Springora’s prose, smoothlytranslated from the French by Natasha Lehrer, is spare and novelistic. She is a graceful stylist, though her story also burns with a sense of purpose, a clarifying force. Her ravishing descriptions of the restlessness and boredom of teenage life rival those of Françoise Sagan. In one scene, her father stands her up in a restaurant as she waits for hours, with waiters taking pity on her. This is just one manifestation of the paternal absence that leaves her vulnerable to a charismatic older man who writes her love letters. Soon she is cutting school, smoking in cafes, rudderless, essentially parentless. She writes, “I persisted in believing that this abnormal situation made me interesting.”
Springora simultaneously shows how Matzneff’s sexual attention feels like love to a child and how far it is from that. We see how the idea of love is dangerous, how it offers cover for violence and domination. Even years later, she struggles with how to look at the situation: “How is it possible to acknowledge having been abused, when it is impossible to deny having consented, having felt desire, for the very adult who was so eager to take advantage of you?”
Matzneff incorporated photographs and letters of the young girls he abused into his own books, which glorified these encounters as adventures. In Springora’s account one sees his effort to define and write over their interactions, his refusal of her experience. One day he even insists on writing her homework for her, an essay on a triumph, despite her protests. In the middle of an early sexual act, she writes, “something of my presence in the world dissolved.”
Her cool, precise account reveals his grand seductions as the brutal, petty, narcissistic fumblings that they were. Springora has said, “My goal actually was to lock him up in a book, to catch him in his own trap.” And in “Consent” the object becomes subject, the described becomes the describer. At one point, Springora calls him an “ogre,” reaching deep into the mythologies of childhood because that is the language she had at 14, in spite of his efforts to get her to read Proust, and her patina of louche teenage sophistication.

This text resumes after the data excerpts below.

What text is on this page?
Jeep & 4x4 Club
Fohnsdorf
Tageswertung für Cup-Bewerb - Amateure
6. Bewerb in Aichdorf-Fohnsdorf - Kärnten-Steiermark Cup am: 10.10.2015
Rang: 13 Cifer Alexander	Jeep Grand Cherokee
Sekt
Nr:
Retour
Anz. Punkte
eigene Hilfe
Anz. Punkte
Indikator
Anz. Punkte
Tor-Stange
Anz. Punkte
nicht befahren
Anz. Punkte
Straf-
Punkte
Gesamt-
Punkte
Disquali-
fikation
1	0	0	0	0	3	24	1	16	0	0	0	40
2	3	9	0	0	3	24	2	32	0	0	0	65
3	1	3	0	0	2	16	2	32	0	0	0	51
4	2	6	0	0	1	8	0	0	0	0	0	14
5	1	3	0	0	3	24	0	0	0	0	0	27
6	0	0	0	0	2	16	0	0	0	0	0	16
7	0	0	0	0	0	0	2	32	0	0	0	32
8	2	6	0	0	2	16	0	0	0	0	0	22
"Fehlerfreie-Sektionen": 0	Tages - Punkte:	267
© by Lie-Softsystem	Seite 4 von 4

She writes of the years after the abuse: “I felt like a doll lacking all desire who had no idea how her own body worked, who had learned only one thing: how to be an instrument for other people’s games.” This tended to complicate her subsequent relationships; as she puts it in one of the saddest lines of the book, “No one wants a broken toy.”
The French publishing world was slow to distance itself from Matzneff, who had even written a book defending sex with children, but it seems that “Consent” brought some late-breaking moral clarity. (Emphasis on “some”: Reading an article on his exile to the south of Italy, one can’t help noticing that he seems to be shunned by society in a luxury hotel room overlooking the Mediterranean. Still, one imagines him sulking over his puttanesca because of Springora’s success.)